Definitions

from The American Heritage® Dictionary of the English Language, 5th Edition.

  • noun Any of various chilled desserts made with flavored whipped cream, gelatin, and eggs.
  • noun A molded dish containing meat, fish, or shellfish combined with whipped cream and gelatin.
  • noun An aerosol foam used to control and style the hair.
  • transitive verb To apply a styling foam to (the hair).

from The Century Dictionary.

  • noun In cookery, a whipped cream, sweetened and variously flavored, with or without eggs, and frozen without stirring.

from the GNU version of the Collaborative International Dictionary of English.
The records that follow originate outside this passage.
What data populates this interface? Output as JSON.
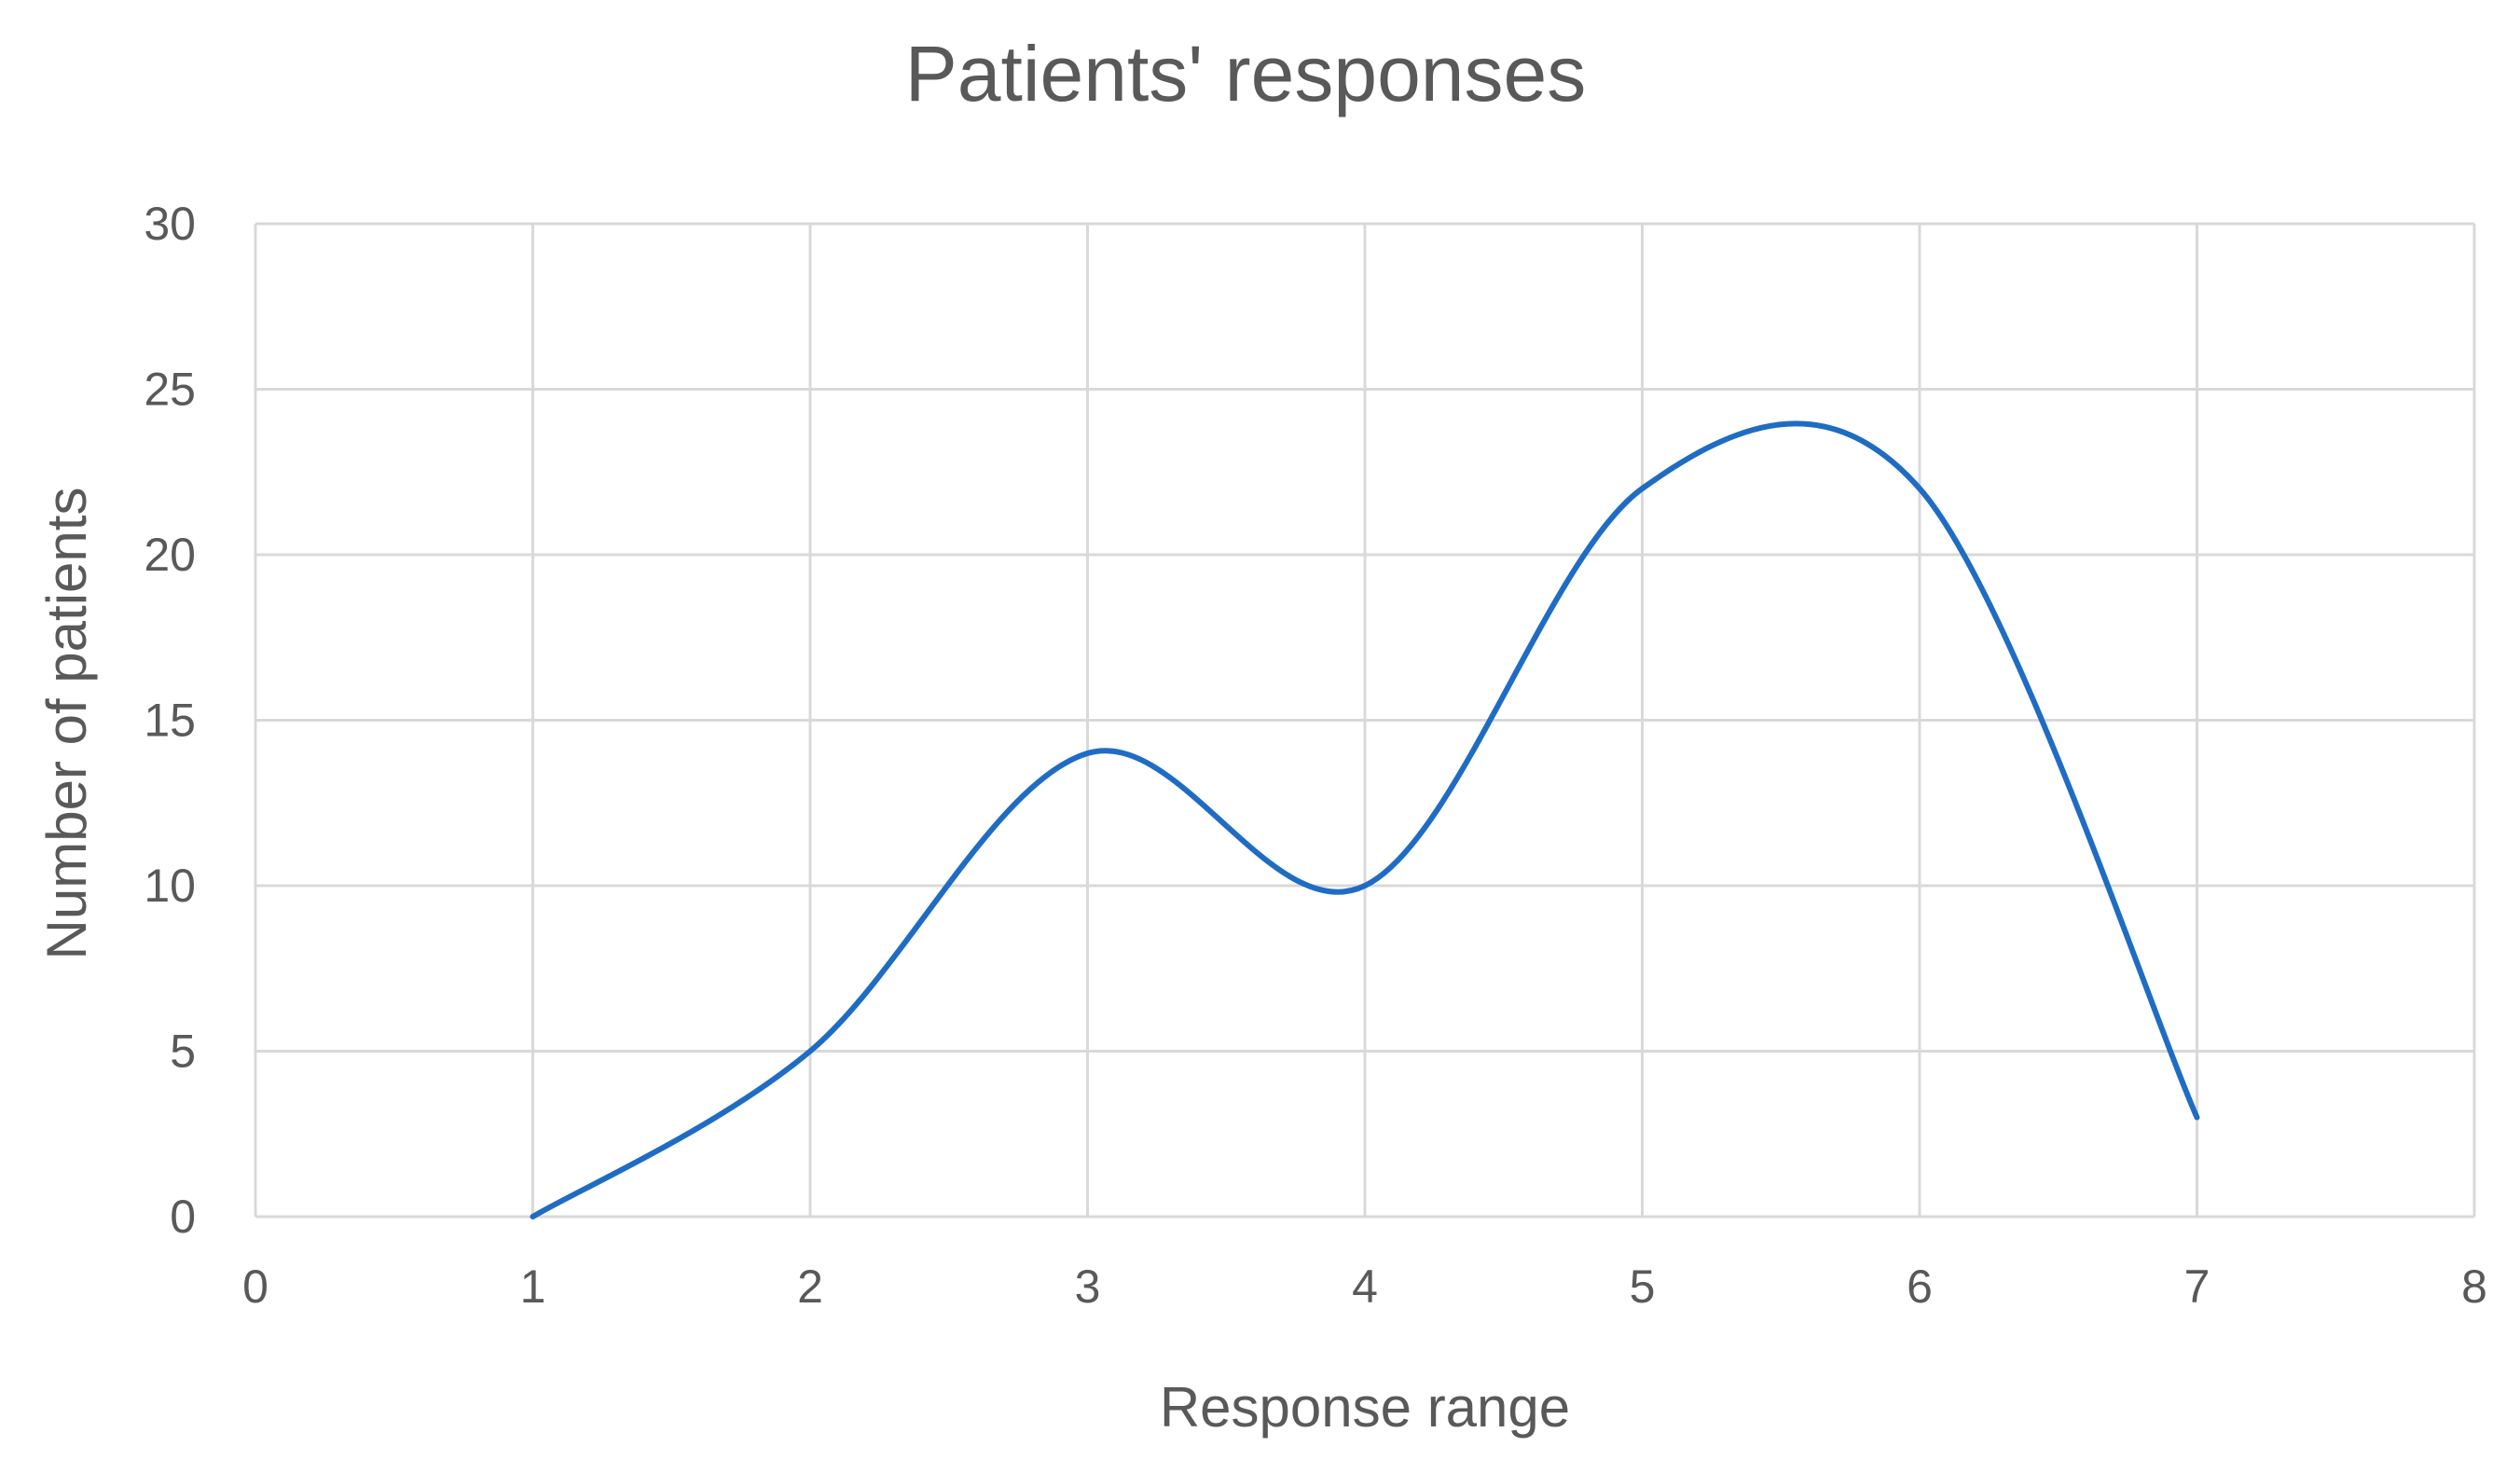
{
  "chart_data": {
    "type": "line",
    "smooth": true,
    "title": "Patients' responses",
    "xlabel": "Response range",
    "ylabel": "Number of patients",
    "xlim": [
      0,
      8
    ],
    "ylim": [
      0,
      30
    ],
    "xticks": [
      0,
      1,
      2,
      3,
      4,
      5,
      6,
      7,
      8
    ],
    "yticks": [
      0,
      5,
      10,
      15,
      20,
      25,
      30
    ],
    "grid": true,
    "legend": "none",
    "series": [
      {
        "color": "#1f6cc4",
        "points": [
          {
            "x": 1,
            "y": 0
          },
          {
            "x": 2,
            "y": 5
          },
          {
            "x": 3,
            "y": 14
          },
          {
            "x": 4,
            "y": 10
          },
          {
            "x": 5,
            "y": 22
          },
          {
            "x": 6,
            "y": 22
          },
          {
            "x": 7,
            "y": 3
          }
        ]
      }
    ]
  }
}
  • noun (Cookery) A frozen dessert of a frothy texture, made of sweetened and flavored whipped cream, sometimes with the addition of egg yolks and gelatin. Mousse differs from ice cream in being beaten before -- not during -- the freezing process.
  • noun Any of a variety of foods whipped to a light texture.
  • noun A foam containing special chemicals, used for styling hair.
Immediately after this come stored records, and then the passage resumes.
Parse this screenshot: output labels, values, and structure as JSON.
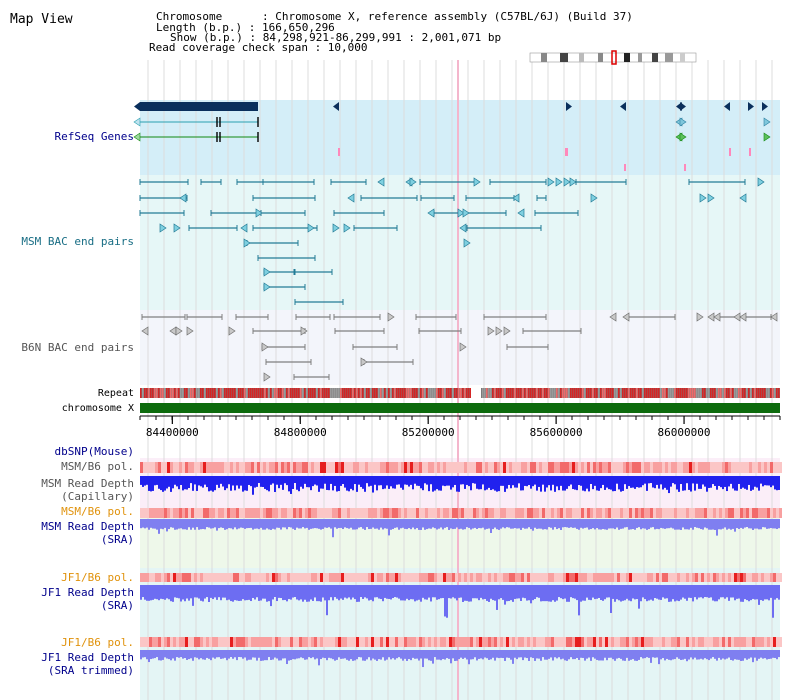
{
  "panel_title": "Map View",
  "header": {
    "chromosome_line": "Chromosome      : Chromosome X, reference assembly (C57BL/6J) (Build 37)",
    "length_line": "Length (b.p.) : 166,650,296",
    "show_line": "Show (b.p.) : 84,298,921-86,299,991 : 2,001,071 bp",
    "coverage_line": "Read coverage check span : 10,000"
  },
  "tracks": {
    "refseq": "RefSeq Genes",
    "msm_bac": "MSM BAC end pairs",
    "b6n_bac": "B6N BAC end pairs",
    "repeat": "Repeat",
    "chromosome": "chromosome X",
    "dbsnp": "dbSNP(Mouse)",
    "msm_pol_1": "MSM/B6 pol.",
    "msm_depth_cap_1": "MSM Read Depth",
    "msm_depth_cap_2": "(Capillary)",
    "msm_pol_2": "MSM/B6 pol.",
    "msm_depth_sra_1": "MSM Read Depth",
    "msm_depth_sra_2": "(SRA)",
    "jf1_pol_1": "JF1/B6 pol.",
    "jf1_depth_sra_1": "JF1 Read Depth",
    "jf1_depth_sra_2": "(SRA)",
    "jf1_pol_2": "JF1/B6 pol.",
    "jf1_depth_trim_1": "JF1 Read Depth",
    "jf1_depth_trim_2": "(SRA trimmed)"
  },
  "axis": {
    "ticks": [
      "84400000",
      "84800000",
      "85200000",
      "85600000",
      "86000000"
    ],
    "tick_values": [
      84400000,
      84800000,
      85200000,
      85600000,
      86000000
    ],
    "range": [
      84298921,
      86299991
    ]
  },
  "colors": {
    "refseq_bg": "#d4eef8",
    "track_bg": "#e6f7f7",
    "b6n_bg": "#f3f5fb",
    "gene_dark": "#0a2f5c",
    "msm_pair": "#237b96",
    "b6n_pair": "#7f7f7f",
    "chromosome": "#0d6b0d",
    "depth_blue": "#2121ee",
    "depth_light": "#7f7ff0",
    "label_blue": "#00008b",
    "label_orange": "#e0920c",
    "label_teal": "#186d84"
  }
}
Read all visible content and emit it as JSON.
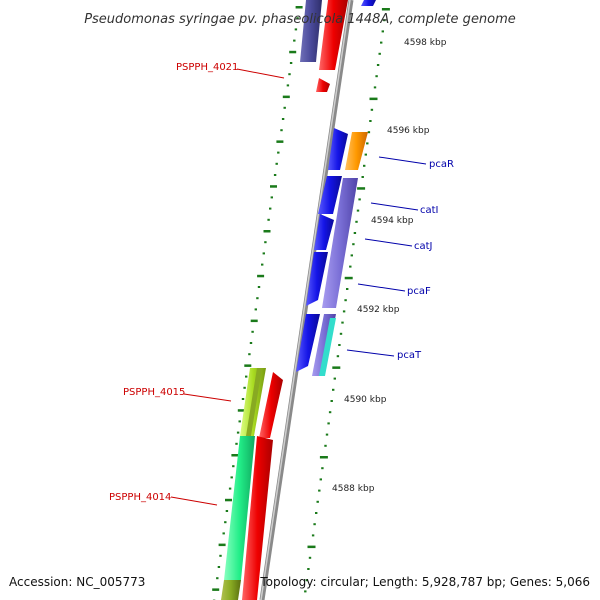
{
  "title": "Pseudomonas syringae pv. phaseolicola 1448A, complete genome",
  "accession": "Accession: NC_005773",
  "summary": "Topology: circular; Length: 5,928,787 bp; Genes: 5,066",
  "scale_labels": [
    "4598 kbp",
    "4596 kbp",
    "4594 kbp",
    "4592 kbp",
    "4590 kbp",
    "4588 kbp"
  ],
  "gene_labels": {
    "left": [
      "PSPPH_4021",
      "PSPPH_4015",
      "PSPPH_4014"
    ],
    "right": [
      "pcaR",
      "catI",
      "catJ",
      "pcaF",
      "pcaT"
    ]
  },
  "colors": {
    "backbone": "#8a8a8a",
    "tick": "#1a7a1a",
    "red_gene": "#ee0000",
    "blue_gene": "#1414e6",
    "purple_gene": "#7a6fd6",
    "orange_gene": "#ff9900",
    "teal_gene": "#33ddcc",
    "green_gene": "#22ee88",
    "olive_gene": "#88aa22",
    "gene_label_red": "#cc0000",
    "gene_label_blue": "#0000aa"
  }
}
from Wiktionary, Creative Commons Attribution/Share-Alike License.

  • noun An airy pudding served chilled, particularly chocolate mousse.
  • noun A savory dish, of meat or seafood, containing gelatin.
  • noun A styling cream used for hair.
  • verb To apply mousse (styling cream).
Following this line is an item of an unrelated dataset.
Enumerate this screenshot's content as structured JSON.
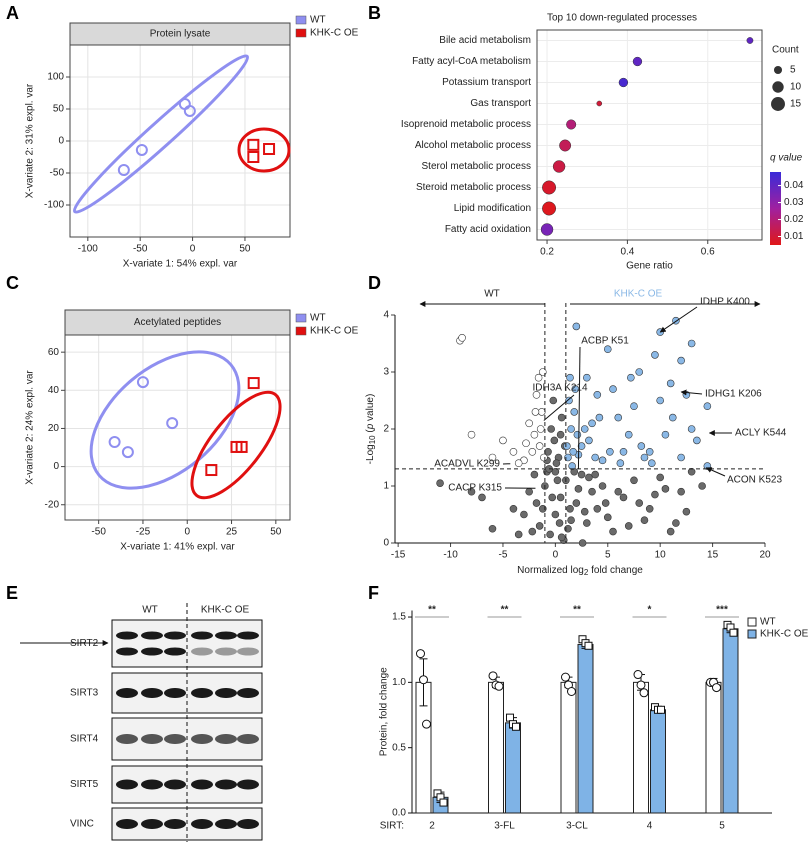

from WordNet 3.0 Copyright 2006 by Princeton University. All rights reserved.

  • noun a rich, frothy, creamy dessert made with whipped egg whites and heavy cream
  • noun toiletry consisting of an aerosol foam used in hair styling
  • verb apply a styling gel to
  • noun a light creamy dish made from fish or meat and set with gelatin

Etymologies

from The American Heritage® Dictionary of the English Language, 4th Edition

[French, foam, mousse, from Old French, moss, foam, partly of Germanic origin and partly from Latin mulsa, hydromel, from feminine of mulsus, honey-sweet; see melit- in Indo-European roots.]

from Wiktionary, Creative Commons Attribution/Share-Alike License

French mousse ("foam, froth"), from Old French mosse ("moss"), from Frankish or Old Dutch mosa ("moss"), from Proto-Germanic *musan (“moss, bog, marsh”). More at moss.